Jimit Shah, 26, told AAP: 'I just came out the station and I [was] just near to my house, and I just see some of the Indians behind me, and suddenly some Lebanese come over there, and just they hit the Indian people, and they are my brothers'.
However, the police reiterate that Indian overseas students are more vulnerable and likely to be victims of crime because of working late and travelling on public transport late at night and in the early hours of the morning.
Meanwhile, in yet another tit-for-tat, a 20-year-old man was stabbed once in the neck and twice in the arm in the St Albans suburb of Victoria on Monday after allegedly racially abusing a group of Indian students, The Age newspaper reported.
'There is a danger this will become like a chain reaction with the victim becoming the perpetrator.

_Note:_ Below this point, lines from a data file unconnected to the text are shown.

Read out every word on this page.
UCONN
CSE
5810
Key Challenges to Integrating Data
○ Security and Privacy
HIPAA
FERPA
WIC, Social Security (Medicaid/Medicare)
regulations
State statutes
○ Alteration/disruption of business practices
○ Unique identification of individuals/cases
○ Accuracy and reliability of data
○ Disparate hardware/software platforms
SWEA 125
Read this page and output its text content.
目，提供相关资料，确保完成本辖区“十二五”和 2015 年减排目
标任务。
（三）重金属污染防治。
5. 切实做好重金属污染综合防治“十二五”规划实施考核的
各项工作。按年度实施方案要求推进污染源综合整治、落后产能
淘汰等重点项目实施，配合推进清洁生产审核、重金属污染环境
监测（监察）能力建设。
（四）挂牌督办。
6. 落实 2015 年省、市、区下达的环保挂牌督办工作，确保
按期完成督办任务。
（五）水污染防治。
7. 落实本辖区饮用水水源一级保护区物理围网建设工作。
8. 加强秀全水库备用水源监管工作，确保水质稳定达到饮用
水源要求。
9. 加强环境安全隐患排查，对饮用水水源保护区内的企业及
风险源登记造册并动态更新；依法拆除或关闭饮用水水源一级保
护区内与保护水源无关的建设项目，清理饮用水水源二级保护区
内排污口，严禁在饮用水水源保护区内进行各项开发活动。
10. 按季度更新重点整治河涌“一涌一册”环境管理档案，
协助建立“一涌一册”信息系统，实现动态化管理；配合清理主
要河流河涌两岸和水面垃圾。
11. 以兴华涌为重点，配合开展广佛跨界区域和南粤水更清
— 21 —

We don't want to get to that,' Sam Afra, chairman of the Ethnic Communities Council of Victoria, told The Age.
The attacks have received wide spread coverage in India, damaging Australia's reputation as a friendly and safe study destination and straining bilateral relationship.
Foreign Minister Stephen Smith Tuesday told the Australian Broadcasting Corporation: '...we're doing everything we can to make sure that Indian students can come to Australia and not have to worry about their safety and security...we want very much to bring the perpetrators to justice, whatever their motivation, but also ensure that we're doing everything we can to put at ease the concerns of Indian mums and dads whose sons and daughters are far away in Australia and to provide them every service that we can to put their minds at rest'.
The Australian government has set up a new task force under National Security Adviser Duncan Lewis to coordinate the government's response to the recent spate of attacks on Indian international students.